Introduction/Background In ARIEL3 (NCT01968213), progression-free survival (PFS) improved significantly with rucaparib maintenance treatment versus placebo. We present updated PFS2 and preplanned final overall survival (OS) analyses.
Methodology ARIEL3 enrolled patients with platinum-sensitive, high-grade ovarian carcinoma who had received ≥2 previous platinum-based chemotherapy regimens and had responded to their last platinum-based regimen. Patients were randomised 2:1 to receive rucaparib 600 mg twice daily or placebo, with 3 protocol-defined nested cohorts: BRCA-mutant, homologous recombination deficient (HRD) and intent-to-treat (ITT). Efficacy outcomes for the nested cohorts included the secondary endpoint of OS (with analysis planned after 70% of events) and the exploratory endpoint of PFS2 (defined as time from randomisation to second event of investigator-assessed disease progression or death due to any cause). Patients were followed for the incidence of myelodysplastic syndrome (MDS) and acute myeloid leukaemia (AML). Data cutoff dates were 31 December 2019 (safety), 4 April 2022 (efficacy) and 12 April 2022 (monitoring of MDS/AML).

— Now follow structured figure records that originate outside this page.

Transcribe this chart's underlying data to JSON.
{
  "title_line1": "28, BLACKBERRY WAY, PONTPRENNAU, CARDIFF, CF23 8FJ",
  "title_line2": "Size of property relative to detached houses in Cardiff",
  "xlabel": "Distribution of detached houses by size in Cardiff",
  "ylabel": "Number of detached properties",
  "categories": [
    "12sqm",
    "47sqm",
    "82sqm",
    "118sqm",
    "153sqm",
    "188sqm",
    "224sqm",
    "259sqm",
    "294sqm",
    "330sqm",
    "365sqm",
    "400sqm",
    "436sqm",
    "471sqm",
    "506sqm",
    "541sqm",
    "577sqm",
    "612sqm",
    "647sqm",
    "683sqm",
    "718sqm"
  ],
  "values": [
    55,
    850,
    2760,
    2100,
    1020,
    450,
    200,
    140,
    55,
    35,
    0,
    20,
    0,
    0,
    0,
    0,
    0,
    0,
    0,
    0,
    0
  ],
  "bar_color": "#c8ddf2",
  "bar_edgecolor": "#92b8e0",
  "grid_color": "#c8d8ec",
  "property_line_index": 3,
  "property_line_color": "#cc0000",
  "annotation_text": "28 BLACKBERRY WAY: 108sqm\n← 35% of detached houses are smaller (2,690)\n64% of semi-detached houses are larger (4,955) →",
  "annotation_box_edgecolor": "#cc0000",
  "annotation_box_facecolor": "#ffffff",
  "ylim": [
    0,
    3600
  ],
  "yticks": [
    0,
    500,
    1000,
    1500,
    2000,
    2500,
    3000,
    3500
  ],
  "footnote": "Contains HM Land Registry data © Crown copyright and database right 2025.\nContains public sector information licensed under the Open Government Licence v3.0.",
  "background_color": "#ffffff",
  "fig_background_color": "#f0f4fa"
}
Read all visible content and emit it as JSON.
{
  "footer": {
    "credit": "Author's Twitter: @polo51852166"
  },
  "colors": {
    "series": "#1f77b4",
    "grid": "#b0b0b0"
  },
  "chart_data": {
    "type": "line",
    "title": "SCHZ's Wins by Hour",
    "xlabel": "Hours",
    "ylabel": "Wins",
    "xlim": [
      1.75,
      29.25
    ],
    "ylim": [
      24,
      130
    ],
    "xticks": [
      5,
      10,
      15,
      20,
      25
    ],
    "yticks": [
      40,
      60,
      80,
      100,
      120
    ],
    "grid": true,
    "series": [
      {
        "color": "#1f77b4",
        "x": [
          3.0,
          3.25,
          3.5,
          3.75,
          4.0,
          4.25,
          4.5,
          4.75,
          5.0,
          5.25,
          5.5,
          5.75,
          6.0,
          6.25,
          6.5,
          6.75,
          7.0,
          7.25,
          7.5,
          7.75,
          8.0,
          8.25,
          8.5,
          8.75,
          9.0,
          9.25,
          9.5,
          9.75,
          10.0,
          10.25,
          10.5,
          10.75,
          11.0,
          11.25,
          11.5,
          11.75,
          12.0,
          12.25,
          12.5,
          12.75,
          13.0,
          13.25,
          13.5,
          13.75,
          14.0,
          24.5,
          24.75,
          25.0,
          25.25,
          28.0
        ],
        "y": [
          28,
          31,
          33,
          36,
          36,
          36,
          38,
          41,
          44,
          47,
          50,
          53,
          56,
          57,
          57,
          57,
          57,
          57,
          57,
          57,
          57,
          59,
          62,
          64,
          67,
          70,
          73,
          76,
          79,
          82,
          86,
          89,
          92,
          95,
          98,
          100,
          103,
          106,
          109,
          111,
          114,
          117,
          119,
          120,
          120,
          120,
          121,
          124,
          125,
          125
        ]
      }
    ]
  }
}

Results After a median follow-up of 77.0 months in the ITT population, 410/564 (72.7%) of OS events had occurred. OS and PFS2 are presented in table 1. A PARP inhibitor was administered as subsequent treatment to ≈45% of patients who received placebo. Safety data were consistent with those of prior reports. MDS/AML was reported in 14 (3.8%) and 6 (3.2%) patients in the rucaparib and placebo arms, respectively (P=0.72). Among these, 8 patients in the rucaparib arm and 6 in the placebo arm developed MDS/AML after completion of study drug treatment.
Conclusion These data support the use of rucaparib as a maintenance treatment for recurrent ovarian carcinoma. Although no OS benefit was observed, the PFS benefit for rucaparib was maintained through the next subsequent line of therapy.